Proto.Remote can secure communication channels using TLS certificates.

Generating a development certificate

openssl req -x509 -newkey rsa:2048 -keyout key.pem -out cert.pem -days 365 -nodes -subj "/CN=localhost"
openssl pkcs12 -export -out localhost.pfx -inkey key.pem -in cert.pem -passout pass:password

.NET

Server configuration:

var certificate = new X509Certificate2("localhost.pfx", "password");
var remoteConfig = GrpcNetRemoteConfig.BindTo(advertisedHost) with
{
UseHttps = true,
ConfigureKestrel = options =>
{
options.Protocols = HttpProtocols.Http2;
options.UseHttps(certificate);
}
};

Client validation:

var certificate = new X509Certificate2("localhost.pfx", "password");
var handler = new HttpClientHandler();
handler.ServerCertificateCustomValidationCallback = (request, cert, chain, errors) =>
cert != null && cert.Thumbprint == certificate.Thumbprint;

var remoteConfig = GrpcNetRemoteConfig.BindToLocalhost() with
{
UseHttps = true,
ChannelOptions = new GrpcChannelOptions { HttpHandler = handler }
};

Go

package main

import (
"github.com/asynkron/protoactor-go/actor"
remote "github.com/asynkron/protoactor-go/remote"
"google.golang.org/grpc"
"google.golang.org/grpc/credentials"
)

func main() {
// Load server cert and key
serverCreds, _ := credentials.NewServerTLSFromFile("server.crt", "server.key")
// Client credentials verify the server certificate
clientCreds, _ := credentials.NewClientTLSFromFile("server.crt", "")

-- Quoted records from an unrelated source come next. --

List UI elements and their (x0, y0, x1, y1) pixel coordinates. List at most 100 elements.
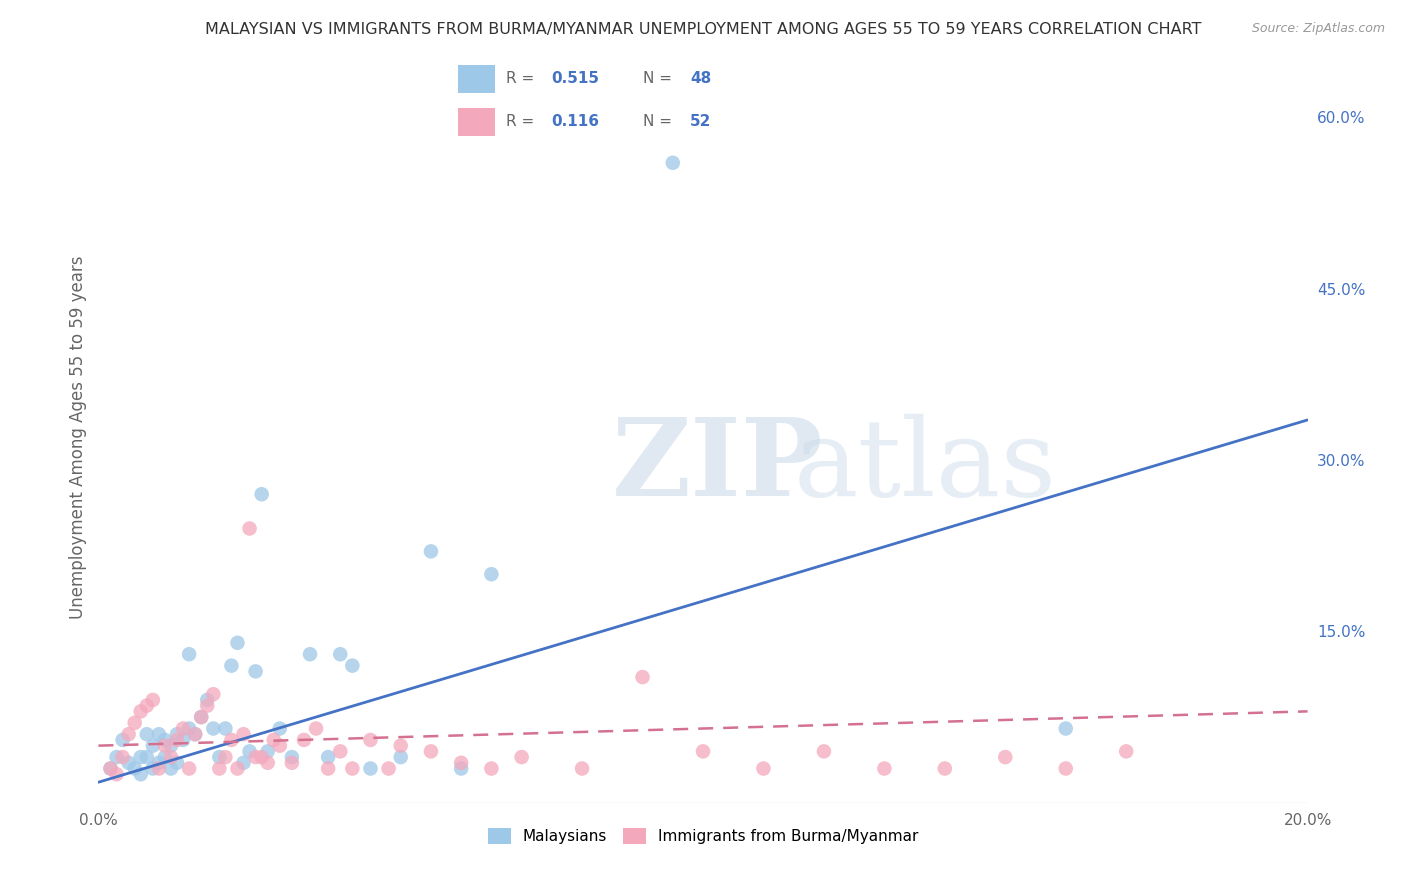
Point (377, 762, 399, 776)
Point (281, 750, 304, 764)
Point (202, 687, 225, 701)
Point (105, 767, 128, 781)
Point (100, 762, 122, 776)
Point (873, 762, 896, 776)
Point (208, 750, 231, 764)
Point (510, 750, 533, 764)
Point (195, 693, 218, 707)
Point (142, 762, 165, 776)
Point (221, 733, 243, 747)
Point (299, 647, 322, 661)
FancyBboxPatch shape (458, 108, 495, 136)
Point (316, 750, 339, 764)
Text: N =: N = (643, 71, 676, 87)
Point (269, 739, 291, 753)
Point (124, 715, 146, 730)
Point (292, 733, 315, 747)
Point (256, 756, 278, 770)
Point (148, 762, 170, 776)
Point (389, 750, 412, 764)
Point (226, 636, 249, 650)
Point (994, 750, 1017, 764)
Point (166, 756, 188, 770)
Text: Source: ZipAtlas.com: Source: ZipAtlas.com (1251, 22, 1385, 36)
Point (129, 767, 152, 781)
Point (232, 727, 254, 741)
Point (1054, 722, 1077, 736)
Point (166, 733, 188, 747)
Text: MALAYSIAN VS IMMIGRANTS FROM BURMA/MYANMAR UNEMPLOYMENT AMONG AGES 55 TO 59 YEAR: MALAYSIAN VS IMMIGRANTS FROM BURMA/MYANM… (205, 22, 1201, 37)
Point (360, 733, 382, 747)
Point (118, 756, 141, 770)
Point (281, 756, 304, 770)
Point (166, 727, 188, 741)
Point (420, 544, 443, 558)
Text: 0.116: 0.116 (551, 114, 599, 129)
Text: R =: R = (506, 71, 538, 87)
Point (214, 722, 236, 736)
Point (160, 750, 183, 764)
Point (481, 567, 503, 582)
Point (148, 727, 170, 741)
Point (226, 762, 249, 776)
Text: atlas: atlas (793, 414, 1057, 519)
Point (631, 670, 654, 684)
Point (221, 658, 243, 673)
Point (450, 762, 472, 776)
Point (179, 762, 201, 776)
Point (232, 756, 254, 770)
Point (342, 762, 364, 776)
Point (481, 762, 503, 776)
Point (129, 705, 152, 719)
Point (190, 710, 212, 724)
Point (239, 744, 262, 758)
Text: ZIP: ZIP (613, 413, 824, 519)
Point (450, 756, 472, 770)
Point (250, 487, 273, 501)
Legend: Malaysians, Immigrants from Burma/Myanmar: Malaysians, Immigrants from Burma/Myanma… (482, 822, 924, 850)
Text: 0.515: 0.515 (551, 71, 599, 87)
Point (135, 698, 157, 713)
Point (256, 744, 278, 758)
Point (160, 762, 183, 776)
Point (813, 744, 835, 758)
Point (184, 727, 207, 741)
Point (245, 665, 267, 679)
Point (148, 756, 170, 770)
Point (420, 744, 443, 758)
Point (389, 739, 412, 753)
Point (135, 750, 157, 764)
Point (135, 727, 157, 741)
Point (179, 647, 201, 661)
Point (142, 739, 165, 753)
Point (105, 750, 128, 764)
Point (661, 155, 683, 169)
Point (124, 762, 146, 776)
Point (214, 750, 236, 764)
Y-axis label: Unemployment Among Ages 55 to 59 years: Unemployment Among Ages 55 to 59 years (69, 255, 87, 619)
Point (360, 762, 382, 776)
Point (172, 722, 194, 736)
Point (316, 762, 339, 776)
Point (239, 521, 262, 535)
Point (160, 739, 183, 753)
Point (263, 733, 285, 747)
Point (1054, 762, 1077, 776)
Point (118, 727, 141, 741)
Point (245, 750, 267, 764)
Point (329, 647, 352, 661)
Point (142, 693, 165, 707)
Text: 52: 52 (690, 114, 711, 129)
Point (129, 750, 152, 764)
Point (172, 733, 194, 747)
Point (202, 722, 225, 736)
Point (100, 762, 122, 776)
Text: N =: N = (643, 114, 676, 129)
Point (269, 722, 291, 736)
Point (250, 750, 273, 764)
Point (153, 750, 176, 764)
Point (153, 739, 176, 753)
Point (179, 722, 201, 736)
Point (305, 722, 328, 736)
Point (153, 733, 176, 747)
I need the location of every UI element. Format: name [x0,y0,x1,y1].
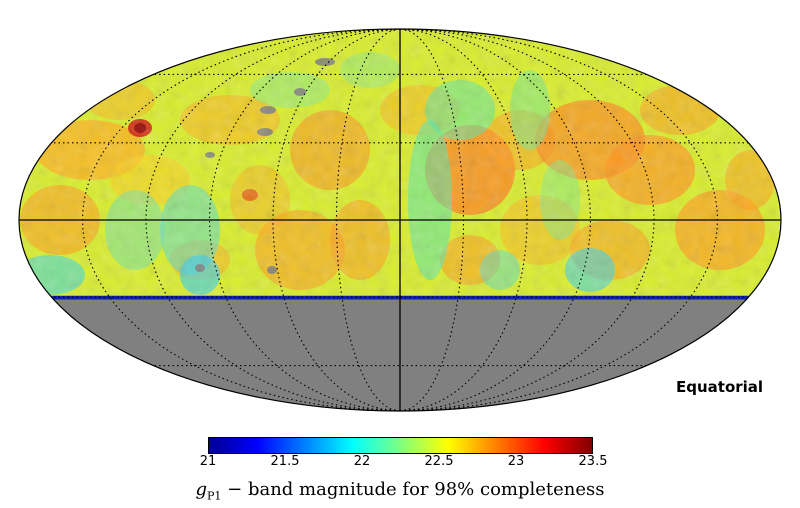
colorbar-label: gP1 − band magnitude for 98% completenes… [0,479,800,503]
colorbar-tick-3: 22.5 [424,454,454,469]
colorbar-tick-5: 23.5 [578,454,608,469]
mollweide-map [18,28,782,412]
colorbar-tick-4: 23 [507,454,525,469]
colorbar-tick-1: 21.5 [270,454,300,469]
colorbar-text: − band magnitude for 98% completeness [221,479,605,500]
colorbar-tick-2: 22 [353,454,371,469]
colorbar-tick-0: 21 [199,454,217,469]
colorbar [208,437,593,454]
coordinate-system-label: Equatorial [676,378,764,396]
colorbar-symbol: g [195,479,208,500]
colorbar-subscript: P1 [207,489,222,503]
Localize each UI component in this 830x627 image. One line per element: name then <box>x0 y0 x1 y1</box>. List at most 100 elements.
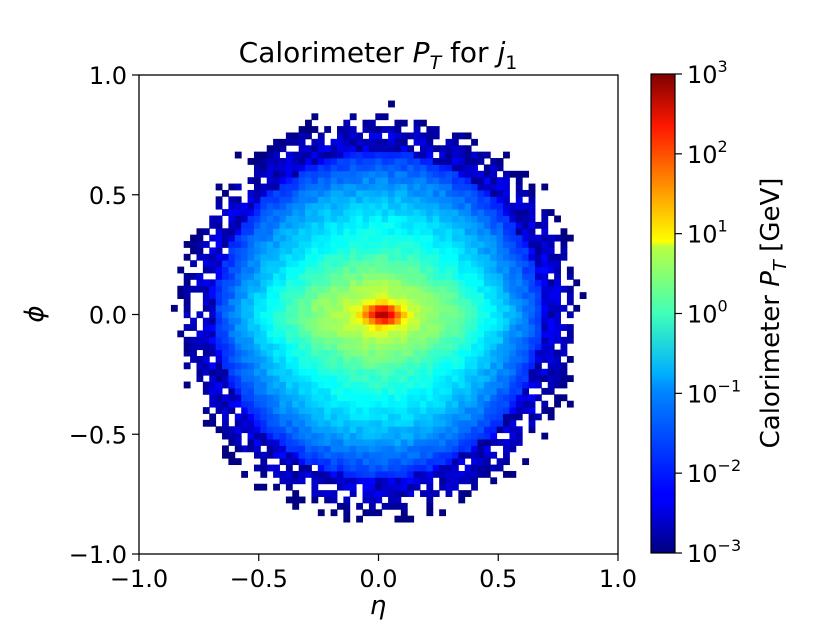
heatmap-cell <box>381 221 389 229</box>
heatmap-cell <box>381 183 389 191</box>
heatmap-cell <box>400 490 408 497</box>
heatmap-cell <box>305 145 312 153</box>
heatmap-cell <box>311 419 319 427</box>
heatmap-cell <box>266 464 274 472</box>
heatmap-cell <box>317 451 325 459</box>
heatmap-cell <box>330 189 338 197</box>
heatmap-cell <box>285 183 293 191</box>
heatmap-cell <box>311 426 319 434</box>
heatmap-cell <box>490 387 498 395</box>
heatmap-cell <box>477 253 485 261</box>
heatmap-cell <box>477 336 485 344</box>
heatmap-cell <box>279 375 287 383</box>
heatmap-cell <box>292 400 300 408</box>
heatmap-cell <box>368 477 376 485</box>
heatmap-cell <box>356 400 363 408</box>
heatmap-cell <box>215 215 223 223</box>
heatmap-cell <box>368 426 376 434</box>
heatmap-cell <box>362 336 370 344</box>
heatmap-cell <box>330 445 338 453</box>
heatmap-cell <box>266 432 274 440</box>
heatmap-cell <box>298 311 306 319</box>
heatmap-cell <box>541 368 549 376</box>
heatmap-cell <box>260 158 268 165</box>
heatmap-cell <box>400 330 408 338</box>
heatmap-cell <box>317 324 325 331</box>
heatmap-cell <box>381 394 389 402</box>
heatmap-cell <box>349 292 357 299</box>
heatmap-cell <box>356 502 363 510</box>
heatmap-cell <box>509 298 517 306</box>
heatmap-cell <box>202 260 210 268</box>
heatmap-cell <box>260 272 268 280</box>
heatmap-cell <box>311 196 319 204</box>
heatmap-cell <box>311 317 319 325</box>
heatmap-cell <box>298 202 306 210</box>
heatmap-cell <box>458 253 466 261</box>
heatmap-cell <box>451 234 459 242</box>
heatmap-cell <box>292 247 300 255</box>
heatmap-cell <box>305 158 312 165</box>
heatmap-cell <box>381 458 389 466</box>
heatmap-cell <box>515 381 523 389</box>
heatmap-cell <box>292 151 300 159</box>
heatmap-cell <box>273 400 280 408</box>
heatmap-cell <box>477 260 485 268</box>
heatmap-cell <box>273 215 280 223</box>
heatmap-cell <box>400 368 408 376</box>
heatmap-cell <box>445 196 453 204</box>
heatmap-cell <box>311 209 319 216</box>
heatmap-cell <box>298 272 306 280</box>
heatmap-cell <box>324 234 332 242</box>
heatmap-cell <box>420 292 427 299</box>
heatmap-cell <box>241 285 249 293</box>
heatmap-cell <box>426 470 434 478</box>
heatmap-cell <box>324 164 332 172</box>
heatmap-cell <box>534 349 542 357</box>
heatmap-cell <box>483 221 491 229</box>
heatmap-cell <box>400 432 408 440</box>
heatmap-cell <box>388 304 395 312</box>
heatmap-cell <box>215 330 223 338</box>
heatmap-cell <box>471 362 478 370</box>
heatmap-cell <box>234 356 242 363</box>
heatmap-cell <box>292 170 300 178</box>
heatmap-cell <box>534 368 542 376</box>
heatmap-cell <box>222 413 229 421</box>
heatmap-cell <box>554 317 561 325</box>
heatmap-cell <box>451 279 459 287</box>
heatmap-cell <box>311 368 319 376</box>
heatmap-cell <box>375 158 383 165</box>
heatmap-cell <box>234 209 242 216</box>
heatmap-cell <box>426 343 434 351</box>
heatmap-cell <box>209 292 217 299</box>
heatmap-cell <box>394 349 402 357</box>
heatmap-cell <box>183 349 191 357</box>
heatmap-cell <box>324 272 332 280</box>
heatmap-cell <box>305 419 312 427</box>
heatmap-cell <box>477 183 485 191</box>
heatmap-cell <box>260 170 268 178</box>
heatmap-cell <box>509 470 517 478</box>
heatmap-cell <box>305 394 312 402</box>
heatmap-cell <box>522 336 530 344</box>
heatmap-cell <box>196 272 204 280</box>
heatmap-cell <box>362 234 370 242</box>
heatmap-cell <box>349 336 357 344</box>
heatmap-cell <box>356 381 363 389</box>
heatmap-cell <box>234 221 242 229</box>
heatmap-cell <box>247 158 255 165</box>
heatmap-cell <box>356 266 363 274</box>
heatmap-cell <box>426 126 434 133</box>
heatmap-cell <box>330 458 338 466</box>
heatmap-cell <box>483 362 491 370</box>
heatmap-cell <box>273 292 280 299</box>
heatmap-cell <box>413 209 421 216</box>
heatmap-cell <box>496 177 504 185</box>
heatmap-cell <box>234 298 242 306</box>
heatmap-cell <box>458 292 466 299</box>
heatmap-cell <box>528 189 536 197</box>
heatmap-cell <box>445 202 453 210</box>
heatmap-cell <box>547 311 555 319</box>
heatmap-cell <box>349 490 357 497</box>
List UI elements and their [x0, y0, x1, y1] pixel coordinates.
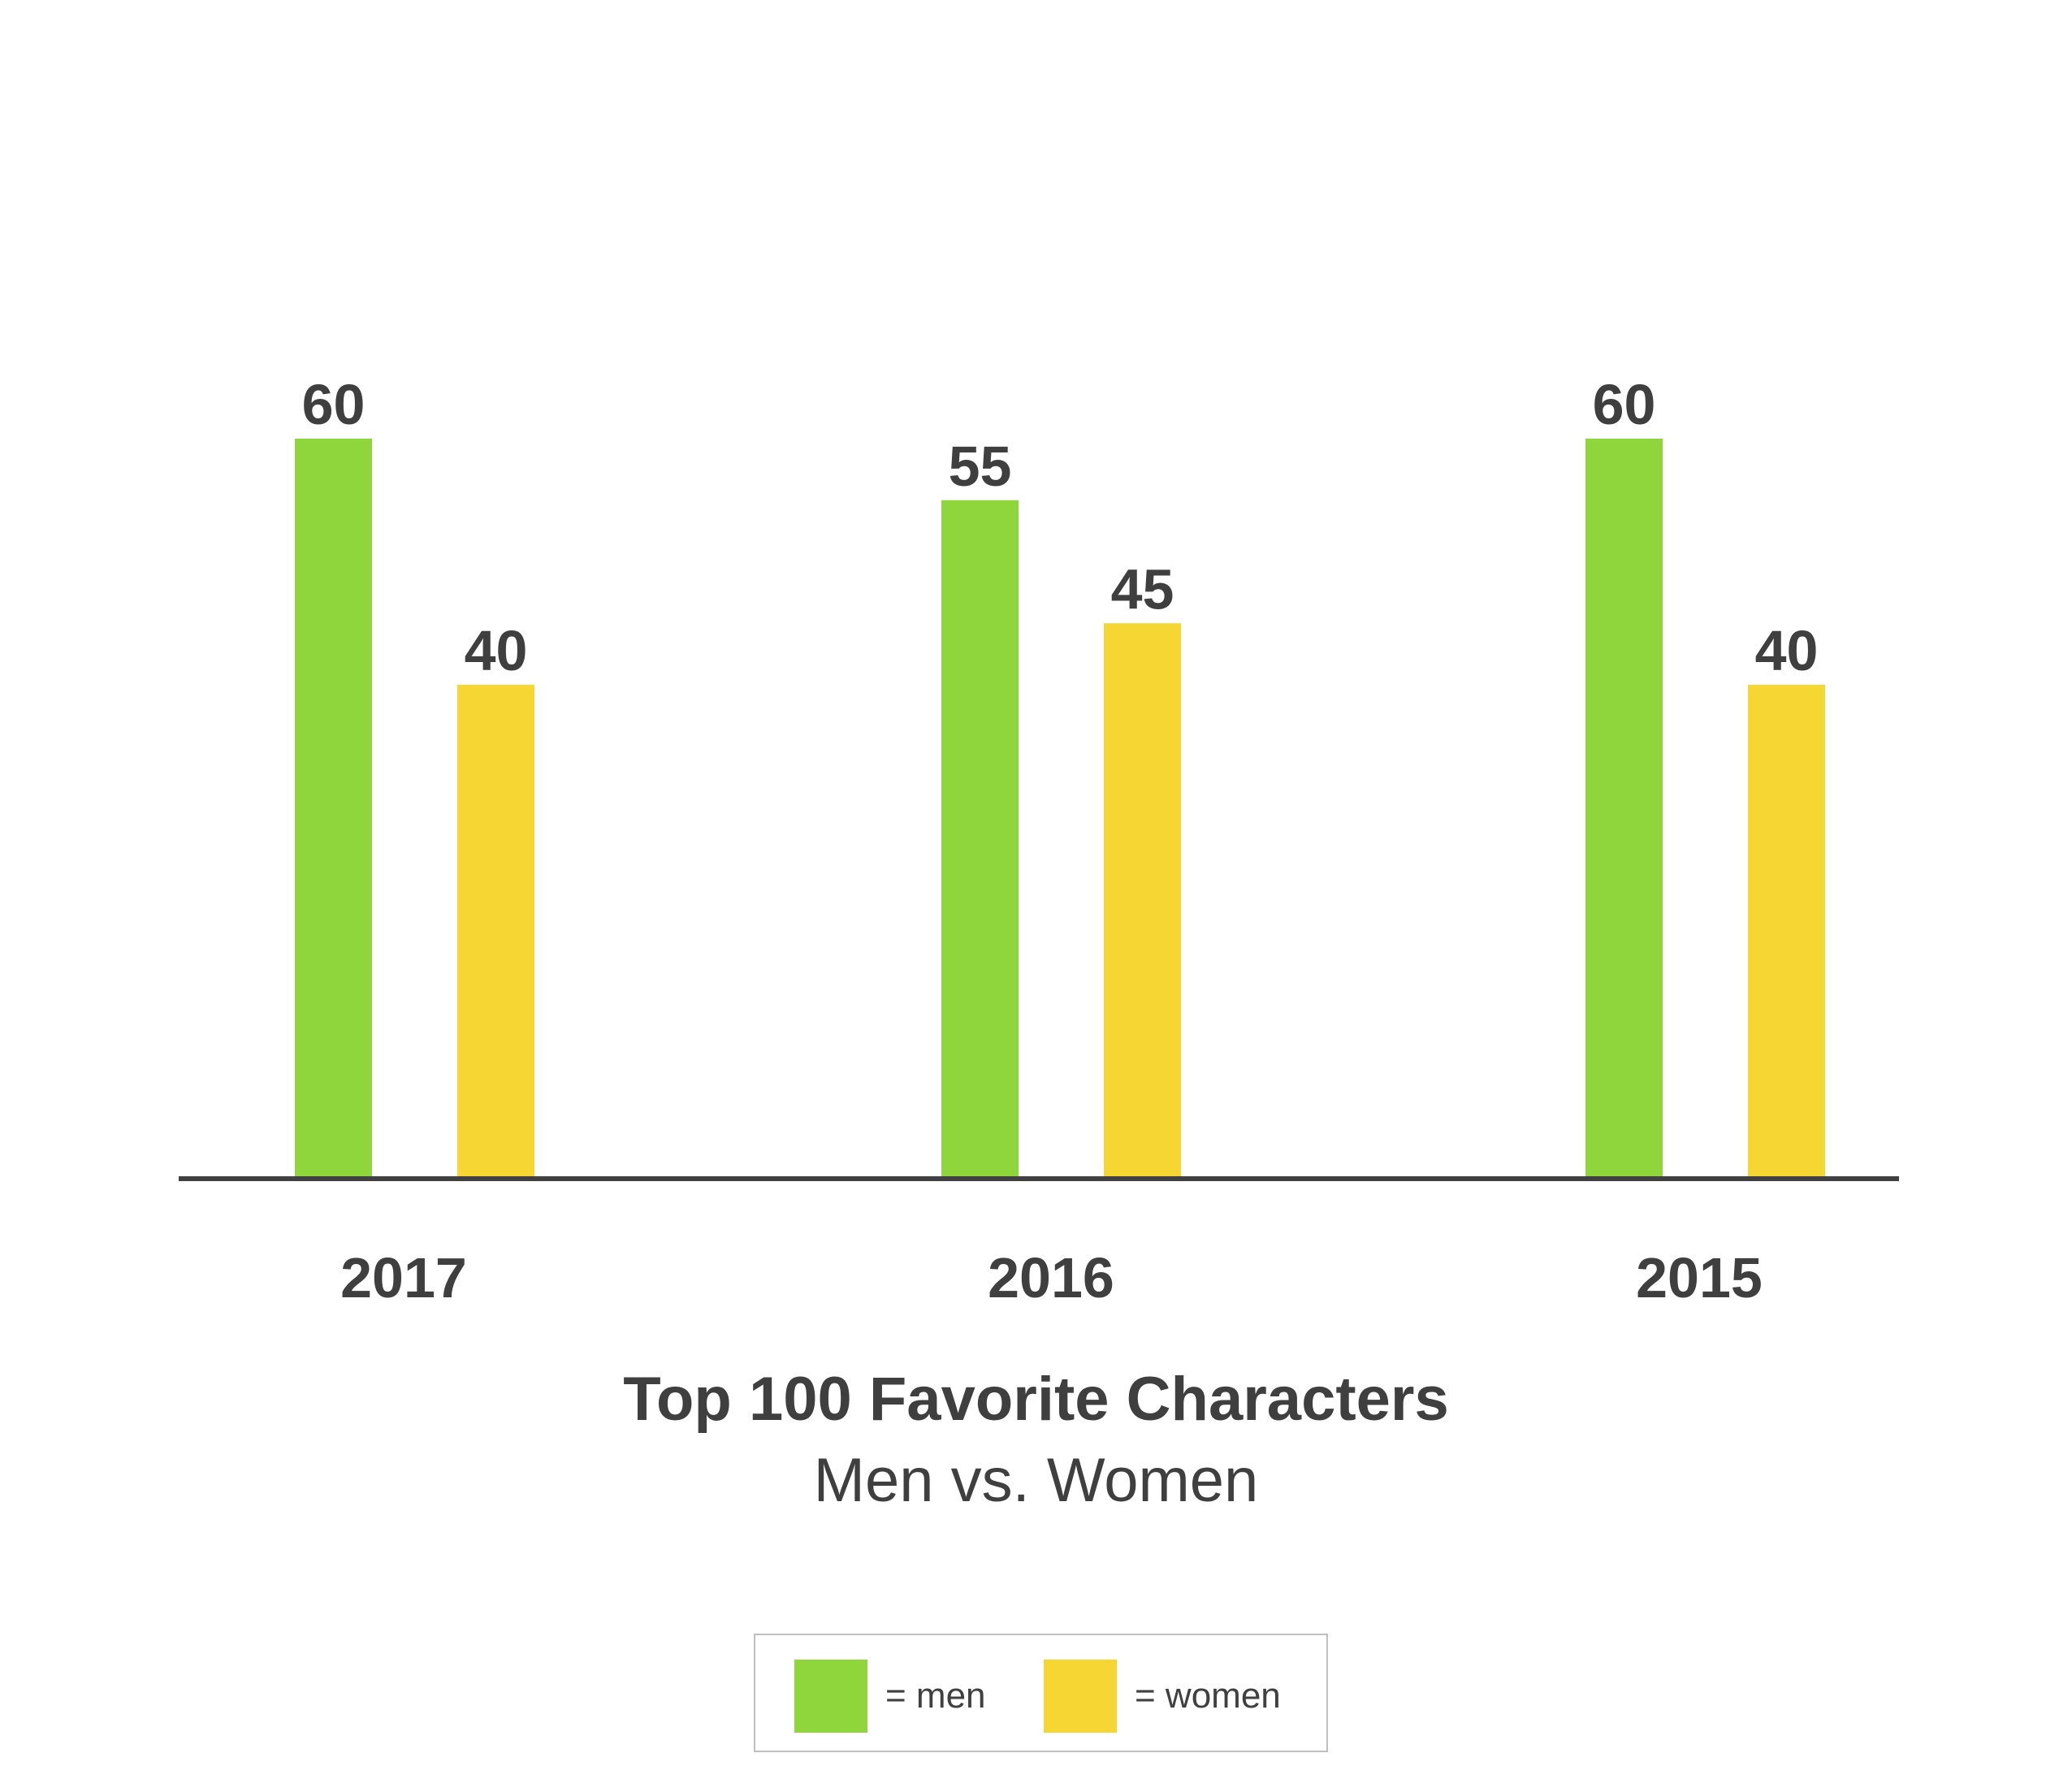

cfg := remote.Configure("127.0.0.1", 8080,
remote.WithServerOptions(grpc.Creds(serverCreds)),
remote.WithDialOptions(grpc.WithTransportCredentials(clientCreds)),
)

remote.NewRemote(actor.NewActorSystem(), cfg).Start()
}

This configuration enables encrypted gRPC streaming between Proto.Actor nodes.